Astronomers discover largest known spinning structures in the universe


From planets to stars to galaxies, celestial things frequently spin. According to study co-author Noam Libeskind, a cosmologist at Germany's Leibniz Institute for Astrophysics Potsdam, large clusters of galaxies usually rotate very slowly, if at all. Many scientists believed that this was the limit of spinning on cosmic scales.


But in the new research, Libeskind and his colleagues found that cosmic filaments, or gigantic tubes made of galaxies, apparently spin. “There are structures so vast that entire galaxies are just specks of dust,” Libeskind said. “These huge filaments are much, much bigger than clusters.”

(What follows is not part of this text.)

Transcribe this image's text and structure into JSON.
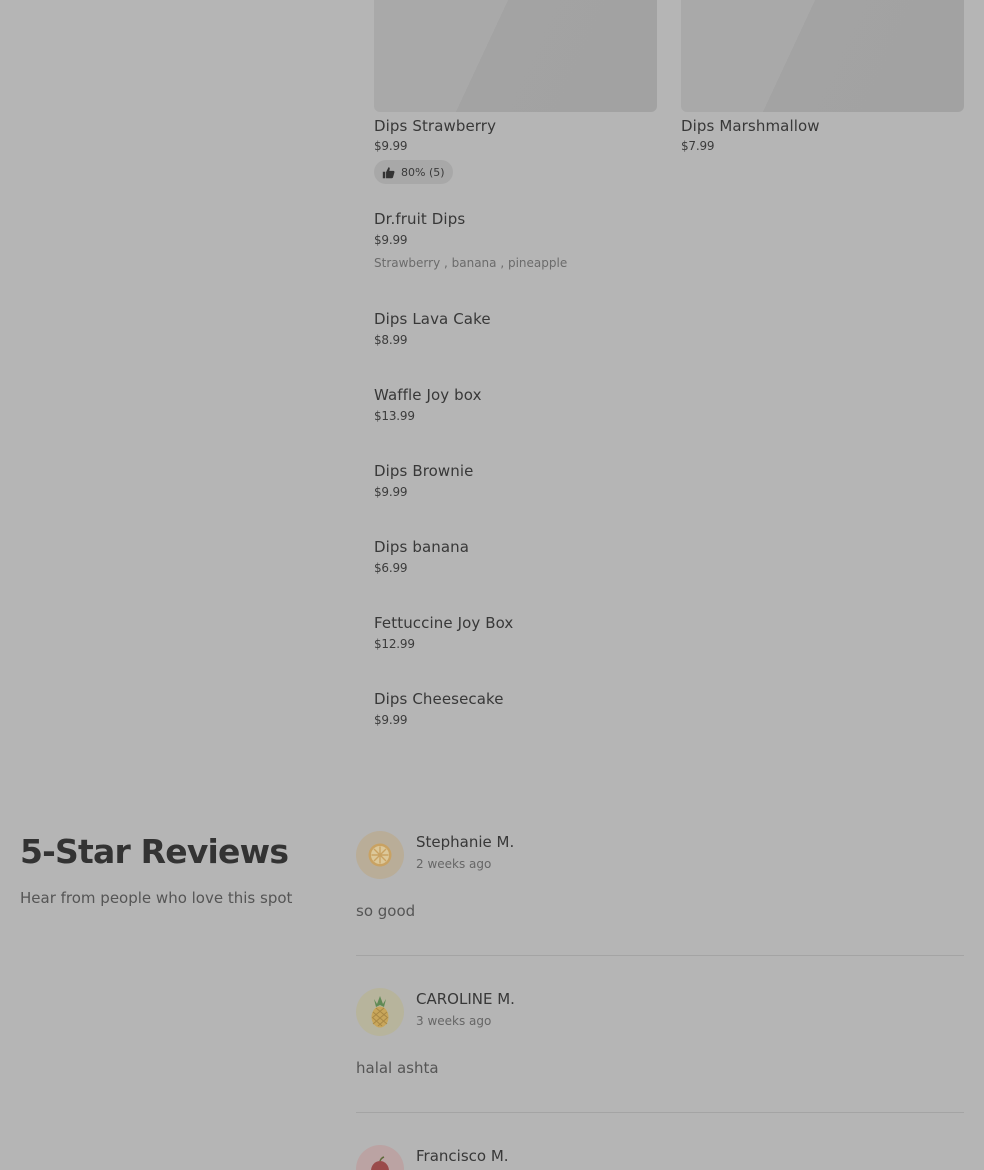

Previous study revealed that after the Big Bang 13.8 billion years ago, much of the gas that makes up the majority of known matter in the universe collapsed to form colossal sheets. These sheets then broke into the filaments of a vast cosmic web.



The scientists examined over 17,000 filaments using data from the Sloan Digital Sky Survey, analyzing the rate at which the galaxies that make up these gigantic tubes move within each tendril. The researchers discovered that the way these galaxies moved indicated that they were rotating around the central axis of each filament.


The fastest the researchers saw galaxies whirl around the hollow centers of these tendrils was about 223,700 mph (360,000 kph). The scientists noted that they do not suggest that every single filament in the universe spins, but that spinning filaments do seem to exist.


The big question is, “Why do they spin?” Libeskind said. The Big Bang would have given the universe no primordial spin. As such, whatever caused these filaments to spin must have originated later in history as the structures formed, he said.


One possible explanation for this rotation is that as the powerful gravitational fields of these filaments pulled gas, dust and other material within them to collapse together, the resulting shearing forces might have spun up this material. Still, right now, “we’re not really sure what can cause a torque on this scale,” Libeskind said.


Scientists are now attempting to explain the origin of filament spin using computer simulations of how matter behaves on the biggest cosmological scales.